All the ingredients she uses for each meal are fresh—even the sauces. She tries to keep her menu interesting by switching up what she cooks at her pop-ups. These pop-ups are where she cooks her food at different venues and restaurants, just like where she first got her start. Parra recently served her food at Ria’s Bluebird across from Oakland Cemetery.
For Parra, pop-ups are a great way to introduce people to vegan food and she doesn’t need her own restaurant to do it. She just makes the food, sets it out and the delicious smells sell themselves.

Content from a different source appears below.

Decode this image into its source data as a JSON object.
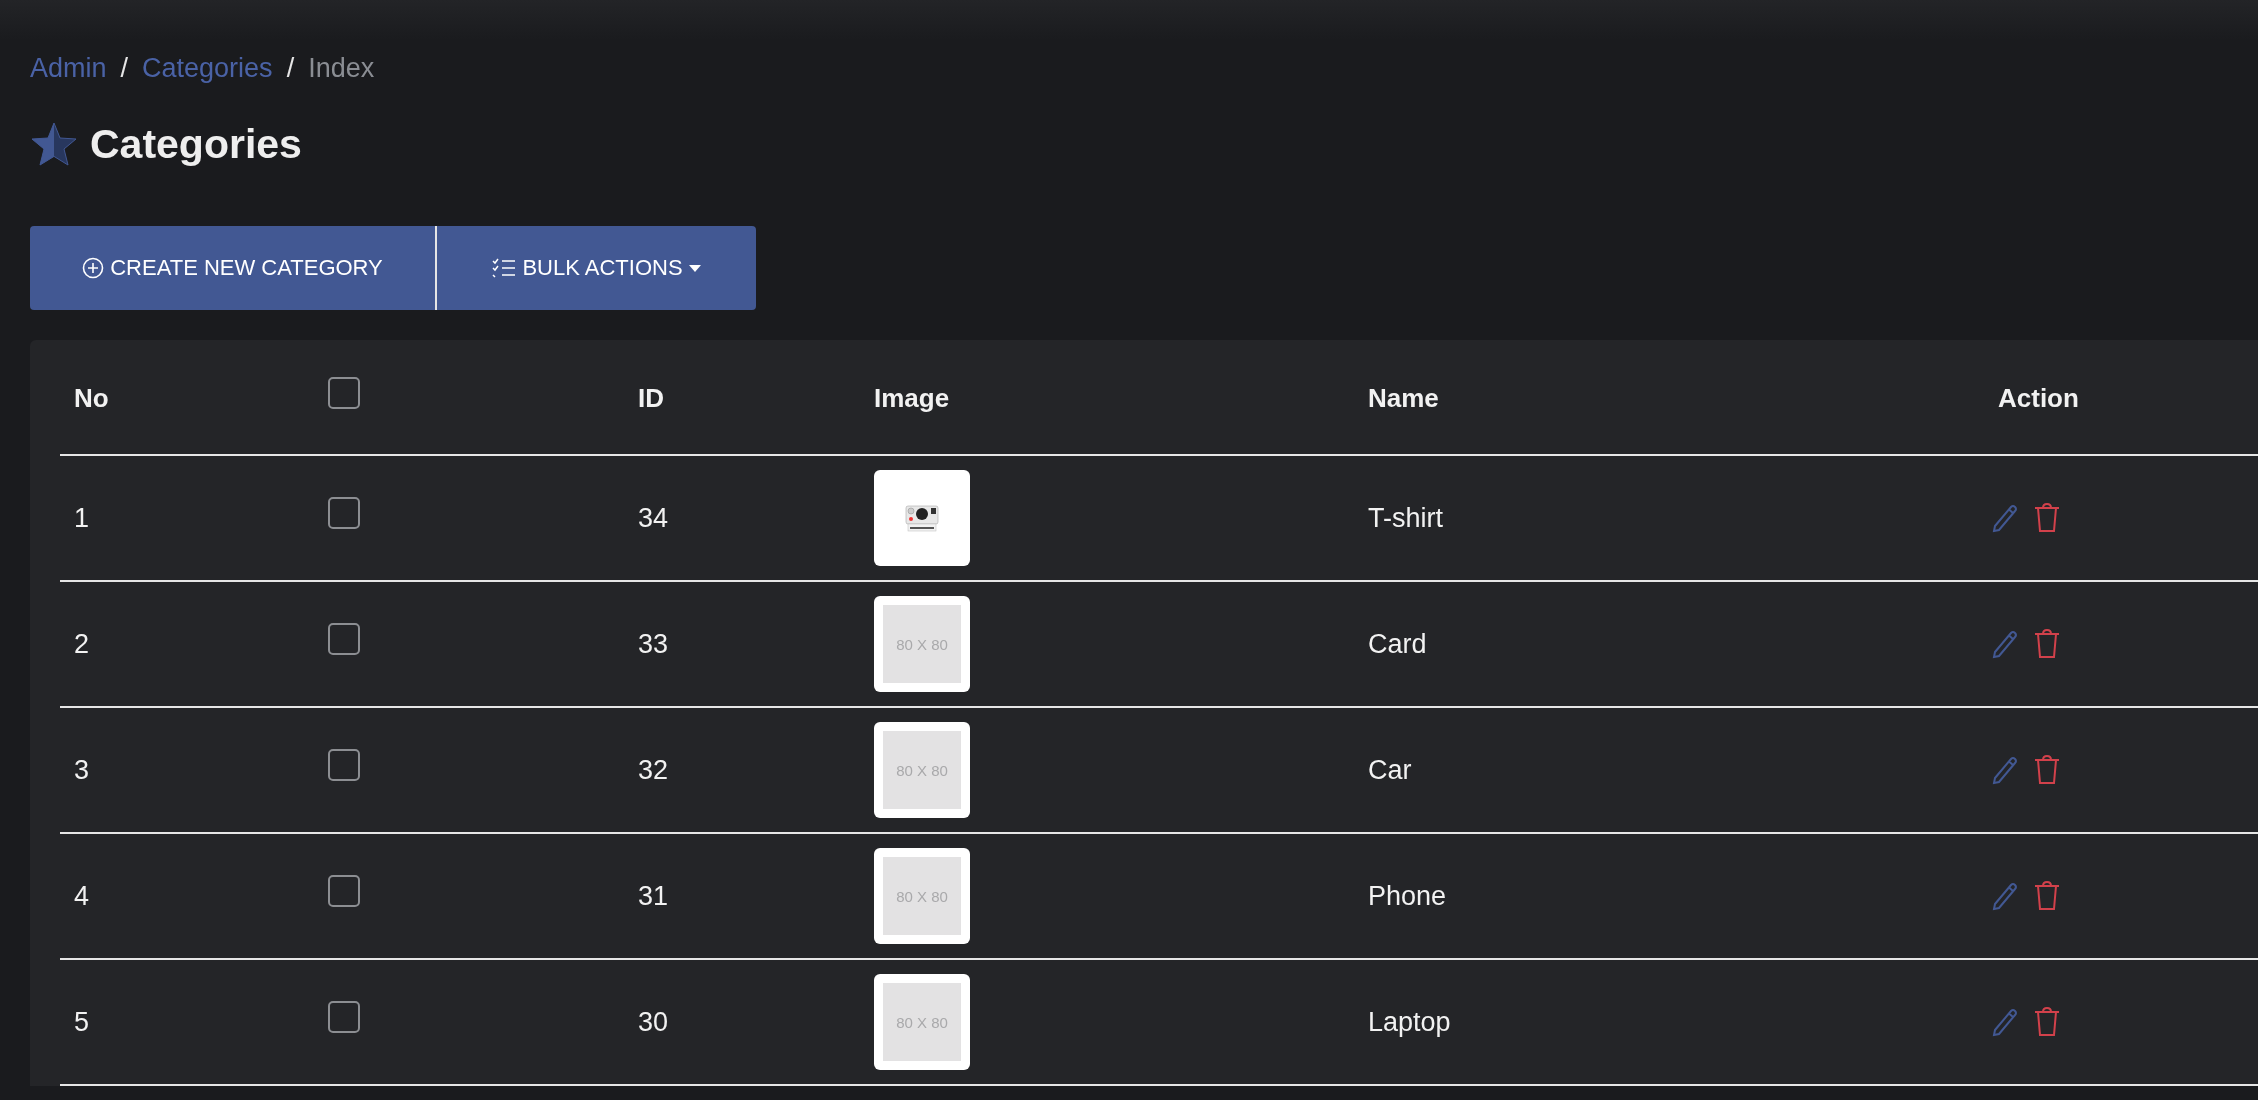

Parra had no idea that one night helping a friend would grow her into a savvy, successful businesswoman. So successful, in fact, that at one of her recent pop-ups, she had to place customers on a waiting list. And the food is so loved, she doesn’t have to advertise. Much of her success is thanks to word of mouth, with many of her friends and even strangers posting her flyers all over group chats and on social media.
With all of this, Parra was able to quit her job and pursue her vegan dream.
She does not have her own location yet but in the next five years she sees herself graduating with her degree in finance and hopefully having a restaurant or a stable pop-up residency in a coffee shop. Parra attributes her success to the strong women in her family who support her business and ultimately want to see her thrive.